Thanks for the additional information.
The first avenue to pursue is the procedure set forth in the personnel manual. This will keep human resources happy so that the whole situation can be evaluated.
Now, human resources is one thing, but as a practical matter, District and Regional managers get what they want. The very best results will come from them. This is where good working relationships really pay off. All communications should be positive toward resolution, not adversarial. The latter just won't work. Once the District or Regional management is satisfied that the incident was simply miscommunication in a heated moment, progess toward resolution will happen, not until then.
There are three realistic results here. One: the assistant just goes somewhere else and tries to collect unemployment. For benefits, the issue will be whether the assistant was terminated "for good cause". However, I would recommend to the assistant that this filing be done only after all hope is lost for reinstatement.
A second approach would be to make contact with the district manager to see if you should just report to work anyway following the end of vacation. Maybe, by then, tempers may have calmed. The assistant may ask for an informal meeting between the parties as an effort to resolve the matter.
Should the manager appear to have the backing of the District mgr, it may be better to seek a transfer to another location, if possible.

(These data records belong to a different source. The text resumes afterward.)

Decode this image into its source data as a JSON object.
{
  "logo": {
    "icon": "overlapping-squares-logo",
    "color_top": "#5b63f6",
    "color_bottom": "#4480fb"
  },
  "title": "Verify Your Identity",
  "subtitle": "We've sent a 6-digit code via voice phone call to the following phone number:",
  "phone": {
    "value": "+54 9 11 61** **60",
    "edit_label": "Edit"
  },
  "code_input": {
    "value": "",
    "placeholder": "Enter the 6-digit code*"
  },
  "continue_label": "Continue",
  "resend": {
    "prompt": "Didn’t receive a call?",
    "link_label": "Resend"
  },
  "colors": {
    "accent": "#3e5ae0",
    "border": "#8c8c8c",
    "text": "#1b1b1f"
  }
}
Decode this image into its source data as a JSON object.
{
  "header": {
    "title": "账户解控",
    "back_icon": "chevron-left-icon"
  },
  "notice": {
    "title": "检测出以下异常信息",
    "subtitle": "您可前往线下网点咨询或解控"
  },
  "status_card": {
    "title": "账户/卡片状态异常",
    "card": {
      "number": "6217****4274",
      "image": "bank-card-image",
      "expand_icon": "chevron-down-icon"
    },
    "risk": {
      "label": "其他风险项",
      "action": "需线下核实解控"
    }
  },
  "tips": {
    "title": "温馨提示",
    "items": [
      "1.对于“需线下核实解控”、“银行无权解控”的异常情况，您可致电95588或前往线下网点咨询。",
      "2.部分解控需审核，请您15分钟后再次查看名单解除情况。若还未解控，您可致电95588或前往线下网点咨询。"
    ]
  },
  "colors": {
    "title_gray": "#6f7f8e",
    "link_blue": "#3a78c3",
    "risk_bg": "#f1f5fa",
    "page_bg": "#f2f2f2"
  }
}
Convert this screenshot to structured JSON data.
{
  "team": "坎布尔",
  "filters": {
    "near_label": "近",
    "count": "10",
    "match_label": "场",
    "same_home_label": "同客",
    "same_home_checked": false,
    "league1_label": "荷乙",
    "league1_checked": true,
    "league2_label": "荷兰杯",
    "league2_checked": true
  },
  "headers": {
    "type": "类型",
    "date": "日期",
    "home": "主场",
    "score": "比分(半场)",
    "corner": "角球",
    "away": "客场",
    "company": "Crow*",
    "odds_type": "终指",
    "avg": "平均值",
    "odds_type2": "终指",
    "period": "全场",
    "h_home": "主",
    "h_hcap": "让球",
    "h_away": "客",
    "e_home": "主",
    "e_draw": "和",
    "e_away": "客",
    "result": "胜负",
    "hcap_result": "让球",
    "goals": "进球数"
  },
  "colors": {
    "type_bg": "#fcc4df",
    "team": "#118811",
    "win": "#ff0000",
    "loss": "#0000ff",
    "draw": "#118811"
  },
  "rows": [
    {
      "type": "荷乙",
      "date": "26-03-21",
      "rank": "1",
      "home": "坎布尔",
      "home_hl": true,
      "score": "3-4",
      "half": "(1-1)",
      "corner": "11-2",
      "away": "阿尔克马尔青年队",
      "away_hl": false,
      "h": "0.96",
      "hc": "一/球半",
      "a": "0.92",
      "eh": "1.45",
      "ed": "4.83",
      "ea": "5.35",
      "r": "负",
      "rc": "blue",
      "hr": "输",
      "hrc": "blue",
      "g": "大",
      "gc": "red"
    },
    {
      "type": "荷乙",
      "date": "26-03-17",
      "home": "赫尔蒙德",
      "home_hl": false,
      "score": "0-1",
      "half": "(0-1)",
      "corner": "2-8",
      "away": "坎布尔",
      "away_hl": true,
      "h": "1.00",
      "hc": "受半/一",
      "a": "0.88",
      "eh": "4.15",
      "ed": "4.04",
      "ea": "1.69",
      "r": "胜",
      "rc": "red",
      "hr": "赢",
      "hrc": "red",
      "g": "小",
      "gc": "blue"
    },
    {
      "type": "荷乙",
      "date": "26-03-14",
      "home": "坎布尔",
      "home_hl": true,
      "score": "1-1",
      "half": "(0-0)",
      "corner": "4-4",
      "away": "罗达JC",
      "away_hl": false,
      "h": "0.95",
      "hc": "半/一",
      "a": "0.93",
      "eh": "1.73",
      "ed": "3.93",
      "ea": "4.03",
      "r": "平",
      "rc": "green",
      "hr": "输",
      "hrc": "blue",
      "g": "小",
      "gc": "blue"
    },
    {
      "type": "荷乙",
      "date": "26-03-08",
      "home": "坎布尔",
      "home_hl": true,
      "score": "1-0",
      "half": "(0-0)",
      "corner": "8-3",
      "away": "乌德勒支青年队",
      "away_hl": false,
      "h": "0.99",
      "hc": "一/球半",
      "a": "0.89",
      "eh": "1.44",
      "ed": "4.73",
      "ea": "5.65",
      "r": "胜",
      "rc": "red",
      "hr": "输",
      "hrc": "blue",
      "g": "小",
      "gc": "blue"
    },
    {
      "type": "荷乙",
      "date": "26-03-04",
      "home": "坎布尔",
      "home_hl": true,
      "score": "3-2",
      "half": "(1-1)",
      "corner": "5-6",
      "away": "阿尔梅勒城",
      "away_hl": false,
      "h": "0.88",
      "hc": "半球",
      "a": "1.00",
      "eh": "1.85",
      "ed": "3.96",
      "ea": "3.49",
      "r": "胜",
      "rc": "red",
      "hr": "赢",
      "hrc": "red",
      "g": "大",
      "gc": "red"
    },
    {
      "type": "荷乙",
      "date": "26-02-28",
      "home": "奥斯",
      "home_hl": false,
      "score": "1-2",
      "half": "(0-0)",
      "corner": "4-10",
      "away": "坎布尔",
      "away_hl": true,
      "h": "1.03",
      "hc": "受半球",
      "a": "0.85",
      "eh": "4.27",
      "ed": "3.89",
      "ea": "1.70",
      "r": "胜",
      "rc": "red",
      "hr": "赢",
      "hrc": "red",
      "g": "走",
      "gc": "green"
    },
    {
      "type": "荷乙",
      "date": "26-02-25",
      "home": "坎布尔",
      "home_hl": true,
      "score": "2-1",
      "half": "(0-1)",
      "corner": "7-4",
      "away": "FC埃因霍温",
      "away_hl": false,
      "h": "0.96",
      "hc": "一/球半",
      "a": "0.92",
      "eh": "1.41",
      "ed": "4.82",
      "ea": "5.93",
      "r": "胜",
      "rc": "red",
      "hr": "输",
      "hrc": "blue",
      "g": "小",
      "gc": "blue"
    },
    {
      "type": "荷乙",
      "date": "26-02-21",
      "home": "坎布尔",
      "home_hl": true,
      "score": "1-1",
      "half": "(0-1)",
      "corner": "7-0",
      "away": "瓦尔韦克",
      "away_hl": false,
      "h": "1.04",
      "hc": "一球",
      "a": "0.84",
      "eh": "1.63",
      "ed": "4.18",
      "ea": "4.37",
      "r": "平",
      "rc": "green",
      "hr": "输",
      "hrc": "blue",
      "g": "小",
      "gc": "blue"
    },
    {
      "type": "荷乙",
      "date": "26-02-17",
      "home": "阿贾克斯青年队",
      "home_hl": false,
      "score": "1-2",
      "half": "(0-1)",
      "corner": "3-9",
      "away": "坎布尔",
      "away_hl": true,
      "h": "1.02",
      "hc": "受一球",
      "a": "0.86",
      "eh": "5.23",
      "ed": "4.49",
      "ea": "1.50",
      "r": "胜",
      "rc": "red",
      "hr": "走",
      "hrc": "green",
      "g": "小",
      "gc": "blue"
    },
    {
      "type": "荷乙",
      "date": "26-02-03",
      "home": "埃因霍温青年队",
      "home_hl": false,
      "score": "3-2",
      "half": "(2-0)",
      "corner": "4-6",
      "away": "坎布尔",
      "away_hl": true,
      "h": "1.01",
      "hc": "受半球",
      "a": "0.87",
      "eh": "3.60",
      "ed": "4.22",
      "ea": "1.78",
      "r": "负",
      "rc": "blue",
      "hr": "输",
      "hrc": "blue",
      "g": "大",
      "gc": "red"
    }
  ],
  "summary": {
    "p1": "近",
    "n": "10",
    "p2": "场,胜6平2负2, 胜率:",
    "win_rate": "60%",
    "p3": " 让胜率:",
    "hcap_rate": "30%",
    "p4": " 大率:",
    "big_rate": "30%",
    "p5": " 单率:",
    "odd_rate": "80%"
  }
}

If the goal is to remain in the position, the assistant mgr has to work within the company system, (keeping in mind that the upper mgt and not human resources will really make the decisions). Bringing an attorney with you, (or mentioning legal assistance), will only put mgt's back against the wall. They would perceive that the relationship is in fact terminated.
In sum, without a written contract or labor agreement in place, your rights are contained in the company's rules and procedures. Even with a union present, it is likely that the assistant would be excluded from help due to the position in "management". So, the assistant's legal position would be "employment at will". This simply means that the employment extends and lasts at the "will" of both the assistant and the company. Either party can terminate the relationship "at will". It is possible that the assistant could win an unemployment claim, but this should be pursued only as a last resort.
I always recommend that anyone asking for information here consult with a local attorney. There is simply no substitute for that.
These situations are usually salvageable, but it will take calm, patience and a willingness to cooperate.